Jerome: The Historical Spectacle
Ami McKay
(Gaspereau Press)
Jerome, in production at Two Planks and a Passion Theatre until Sunday, is a juggernaut of Nova Scotian talent: The play's written by Ami McKay (The Birth House), and stars Zuppa Circus's Ben Stone and Susan Leblanc-Crawford. Now Jerome is published by Gaspereau Press, the creator of books so gorgeous you want to take them to bed.
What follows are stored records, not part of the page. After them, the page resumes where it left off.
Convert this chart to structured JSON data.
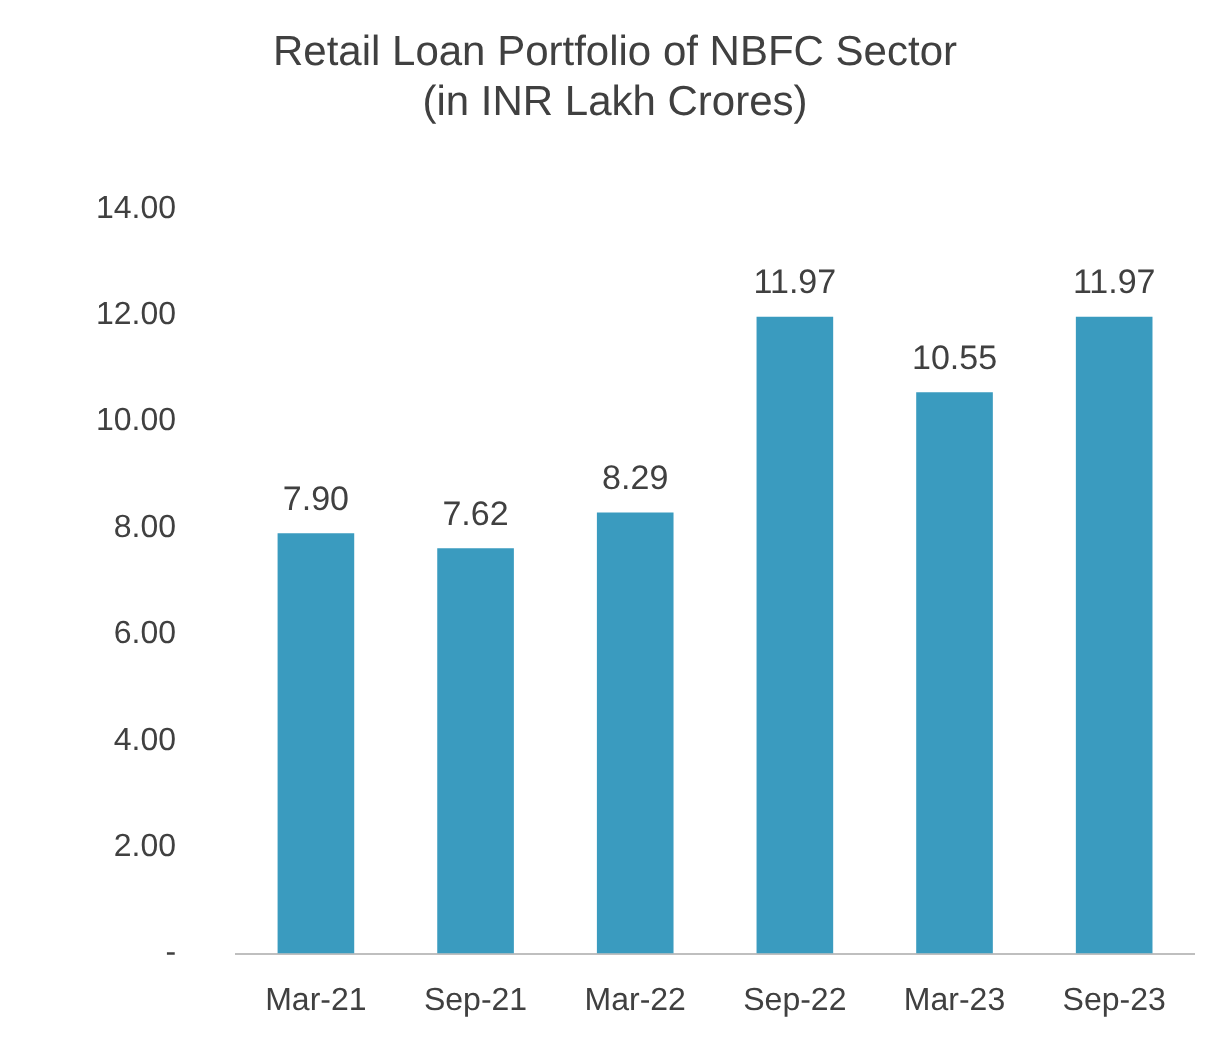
{
  "chart_data": {
    "type": "bar",
    "title": "Retail Loan Portfolio of NBFC Sector\n(in INR Lakh Crores)",
    "categories": [
      "Mar-21",
      "Sep-21",
      "Mar-22",
      "Sep-22",
      "Mar-23",
      "Sep-23"
    ],
    "values": [
      7.9,
      7.62,
      8.29,
      11.97,
      10.55,
      11.97
    ],
    "value_labels": [
      "7.90",
      "7.62",
      "8.29",
      "11.97",
      "10.55",
      "11.97"
    ],
    "color": "#3a9bbf",
    "ylim": [
      0,
      14
    ],
    "yticks": [
      {
        "value": 0,
        "label": "-"
      },
      {
        "value": 2,
        "label": "2.00"
      },
      {
        "value": 4,
        "label": "4.00"
      },
      {
        "value": 6,
        "label": "6.00"
      },
      {
        "value": 8,
        "label": "8.00"
      },
      {
        "value": 10,
        "label": "10.00"
      },
      {
        "value": 12,
        "label": "12.00"
      },
      {
        "value": 14,
        "label": "14.00"
      }
    ],
    "grid": false
  }
}
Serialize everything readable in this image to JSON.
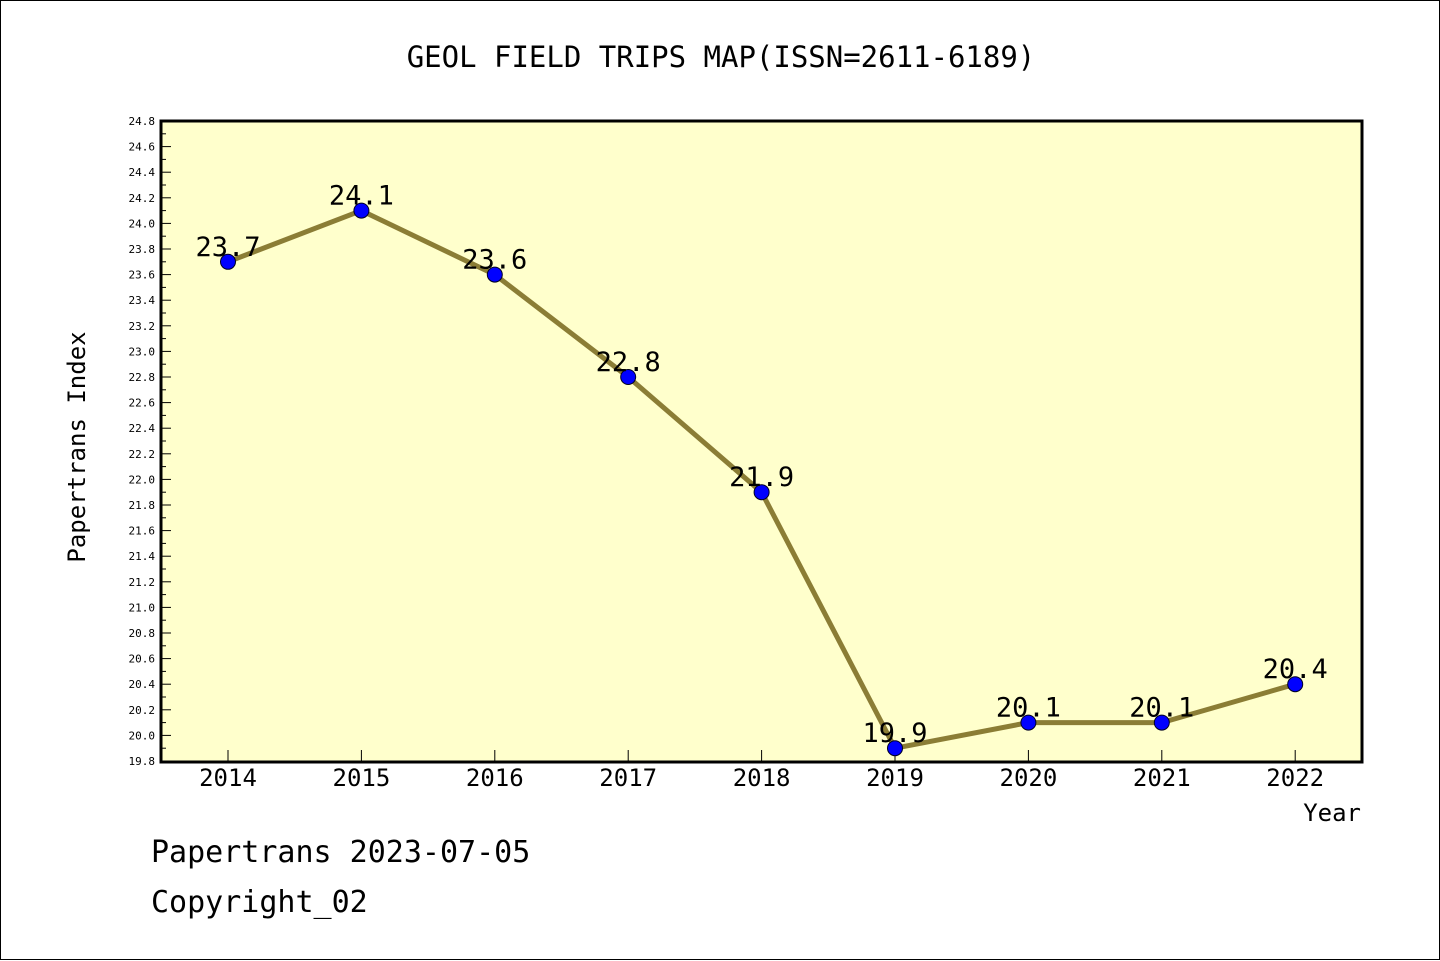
{
  "chart_data": {
    "type": "line",
    "title": "GEOL FIELD TRIPS MAP(ISSN=2611-6189)",
    "xlabel": "Year",
    "ylabel": "Papertrans Index",
    "categories": [
      "2014",
      "2015",
      "2016",
      "2017",
      "2018",
      "2019",
      "2020",
      "2021",
      "2022"
    ],
    "values": [
      23.7,
      24.1,
      23.6,
      22.8,
      21.9,
      19.9,
      20.1,
      20.1,
      20.4
    ],
    "value_labels": [
      "23.7",
      "24.1",
      "23.6",
      "22.8",
      "21.9",
      "19.9",
      "20.1",
      "20.1",
      "20.4"
    ],
    "ylim": [
      19.8,
      24.8
    ],
    "y_ticks": [
      "19.8",
      "20.0",
      "20.2",
      "20.4",
      "20.6",
      "20.8",
      "21.0",
      "21.2",
      "21.4",
      "21.6",
      "21.8",
      "22.0",
      "22.2",
      "22.4",
      "22.6",
      "22.8",
      "23.0",
      "23.2",
      "23.4",
      "23.6",
      "23.8",
      "24.0",
      "24.2",
      "24.4",
      "24.6",
      "24.8"
    ],
    "grid": false,
    "colors": {
      "plot_background": "#ffffcc",
      "line": "#8b7d35",
      "marker": "#0000ff"
    }
  },
  "footer": {
    "line1": "Papertrans 2023-07-05",
    "line2": "Copyright_02"
  }
}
McKay's departure point is the true story of a legless and mute man found washed up in Sandy Cove, Nova Scotia, in 1863. (Ironically, early stages of 2007's Penny Dreadful from Zuppa Circus, Two Planks' theatre-in-residence, also focused on Jerome's story.) While conducting historical research on the rise of circuses for her new novel, McKay found a clever way to give Jerome new life, by entering the world of sideshow freaks. One again, McKay's writing is naturally lively and spotted with humour. Her examination of public spectacle has contemporary context, visually represented in her decision to have every character, like Jerome's rescuers Isobel and Madeline, be performed by a sideshow that includes a bearded lady and conjoined twins. After all, is the distanced repulsion-obsession that Jerome experiences from the townfolk that much different than reading Perez Hilton?